I have opened an issue on the Meteor GitHub repo: Meteor logged in but Meteor.loggingIn() stuck on true / initial login method works but subsequent methods never complete · Issue #11323 · meteor/meteor · GitHub

Then we’re possibly having different issues, after all.

In @andregoldstein’s app we’ve built in a wrapper around every Meteor.call similar to your code monitoring unsuccessful logins, also using window.setTimeout.

By that we were able to confirm that callbacks of Meteor.call aren’t called anymore on the client once the phenomenon starts appearing. My understanding is that the same is happening in @waldgeist’s app, though I myself did not take part in formally confirming it.

1 Like

Massive thanks again to @peterfkruger for all his help. Incredibly generous with his time

1 Like

Hi All,

I have found the issue to the problem for me.

I was connecting to a second Meteor server simultaneously. The connection was crucial to the app, so it was established at startup.

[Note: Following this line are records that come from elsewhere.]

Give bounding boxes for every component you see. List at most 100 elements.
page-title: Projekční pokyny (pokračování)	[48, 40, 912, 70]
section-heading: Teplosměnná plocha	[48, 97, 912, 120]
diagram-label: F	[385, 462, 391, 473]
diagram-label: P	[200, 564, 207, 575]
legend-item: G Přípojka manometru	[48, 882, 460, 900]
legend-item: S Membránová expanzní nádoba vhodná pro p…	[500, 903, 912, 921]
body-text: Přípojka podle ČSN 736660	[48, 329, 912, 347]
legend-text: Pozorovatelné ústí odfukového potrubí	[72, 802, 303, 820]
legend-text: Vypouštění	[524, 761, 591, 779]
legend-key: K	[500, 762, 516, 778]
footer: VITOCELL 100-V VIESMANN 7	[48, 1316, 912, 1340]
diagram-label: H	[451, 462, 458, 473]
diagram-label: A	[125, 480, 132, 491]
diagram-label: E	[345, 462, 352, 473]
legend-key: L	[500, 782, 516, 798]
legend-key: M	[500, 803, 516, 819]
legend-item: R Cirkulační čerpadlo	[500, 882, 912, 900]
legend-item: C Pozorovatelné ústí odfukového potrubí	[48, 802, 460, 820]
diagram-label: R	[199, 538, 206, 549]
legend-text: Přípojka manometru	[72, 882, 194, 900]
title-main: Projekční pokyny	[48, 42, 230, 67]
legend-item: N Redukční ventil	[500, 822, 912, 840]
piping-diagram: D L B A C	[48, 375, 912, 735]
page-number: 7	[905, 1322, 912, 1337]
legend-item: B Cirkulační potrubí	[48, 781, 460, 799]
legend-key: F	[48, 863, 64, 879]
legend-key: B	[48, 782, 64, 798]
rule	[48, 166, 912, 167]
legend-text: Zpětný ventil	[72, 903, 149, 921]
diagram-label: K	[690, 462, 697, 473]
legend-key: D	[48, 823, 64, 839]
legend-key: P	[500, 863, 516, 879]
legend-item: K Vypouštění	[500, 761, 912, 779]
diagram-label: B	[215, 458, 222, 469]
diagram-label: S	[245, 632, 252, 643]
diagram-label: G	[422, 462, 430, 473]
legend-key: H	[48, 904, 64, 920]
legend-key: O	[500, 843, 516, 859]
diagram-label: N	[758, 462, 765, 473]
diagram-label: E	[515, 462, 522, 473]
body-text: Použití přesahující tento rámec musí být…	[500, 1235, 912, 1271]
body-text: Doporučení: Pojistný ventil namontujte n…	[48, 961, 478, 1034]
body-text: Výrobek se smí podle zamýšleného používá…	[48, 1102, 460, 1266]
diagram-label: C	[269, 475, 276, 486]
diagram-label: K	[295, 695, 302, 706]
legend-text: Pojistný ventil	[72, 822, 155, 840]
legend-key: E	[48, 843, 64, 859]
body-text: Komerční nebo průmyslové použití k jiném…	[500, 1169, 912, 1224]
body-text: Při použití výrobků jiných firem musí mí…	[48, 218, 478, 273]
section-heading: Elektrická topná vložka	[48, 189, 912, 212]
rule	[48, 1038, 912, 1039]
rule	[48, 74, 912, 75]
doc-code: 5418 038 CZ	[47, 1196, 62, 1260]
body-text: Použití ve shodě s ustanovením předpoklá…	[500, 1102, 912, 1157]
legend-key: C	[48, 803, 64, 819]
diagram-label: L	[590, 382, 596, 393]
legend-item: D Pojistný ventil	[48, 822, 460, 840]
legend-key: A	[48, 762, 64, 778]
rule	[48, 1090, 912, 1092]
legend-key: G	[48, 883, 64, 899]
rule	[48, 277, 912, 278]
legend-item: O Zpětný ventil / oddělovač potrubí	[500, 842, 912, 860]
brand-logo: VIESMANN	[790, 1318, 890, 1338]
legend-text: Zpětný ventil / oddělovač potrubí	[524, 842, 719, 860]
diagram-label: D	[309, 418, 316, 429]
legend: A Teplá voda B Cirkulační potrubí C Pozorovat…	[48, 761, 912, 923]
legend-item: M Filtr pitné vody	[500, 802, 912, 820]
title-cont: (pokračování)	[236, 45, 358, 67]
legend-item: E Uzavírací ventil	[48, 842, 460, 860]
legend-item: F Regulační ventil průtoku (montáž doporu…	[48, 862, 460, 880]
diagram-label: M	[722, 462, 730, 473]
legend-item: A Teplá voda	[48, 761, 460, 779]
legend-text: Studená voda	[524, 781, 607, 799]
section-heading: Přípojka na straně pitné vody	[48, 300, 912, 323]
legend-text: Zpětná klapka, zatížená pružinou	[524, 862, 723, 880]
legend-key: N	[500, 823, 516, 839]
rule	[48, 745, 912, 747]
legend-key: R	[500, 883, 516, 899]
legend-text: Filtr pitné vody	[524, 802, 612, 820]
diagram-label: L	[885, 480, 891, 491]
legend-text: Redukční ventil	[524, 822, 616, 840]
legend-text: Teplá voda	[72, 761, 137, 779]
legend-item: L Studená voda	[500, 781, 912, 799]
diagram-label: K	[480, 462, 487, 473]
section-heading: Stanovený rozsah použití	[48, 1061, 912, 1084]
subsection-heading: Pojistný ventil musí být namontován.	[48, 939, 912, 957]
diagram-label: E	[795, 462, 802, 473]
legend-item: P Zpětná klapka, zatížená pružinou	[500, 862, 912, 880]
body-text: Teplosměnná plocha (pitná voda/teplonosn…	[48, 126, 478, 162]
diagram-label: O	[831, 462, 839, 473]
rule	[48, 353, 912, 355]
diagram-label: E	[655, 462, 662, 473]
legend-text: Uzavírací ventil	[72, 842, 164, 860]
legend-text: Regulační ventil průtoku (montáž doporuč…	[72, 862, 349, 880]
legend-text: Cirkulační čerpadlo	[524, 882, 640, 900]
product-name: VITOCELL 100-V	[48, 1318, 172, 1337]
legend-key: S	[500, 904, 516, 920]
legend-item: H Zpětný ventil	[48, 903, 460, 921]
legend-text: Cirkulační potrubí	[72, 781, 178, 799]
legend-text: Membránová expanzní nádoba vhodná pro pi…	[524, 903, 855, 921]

I found that when you use DDP.connect, if the timing works out just right DDP.onReconnect can be fired as the login method is resolving. This kills the login method in its tracks, because the DDP.onReconnect connection is not the same as the connection the login method was called on. This in turn prevents anything else from executing.

If you are not using DDP.connect in your app, then your issue may be unrelated to mine.

2 Likes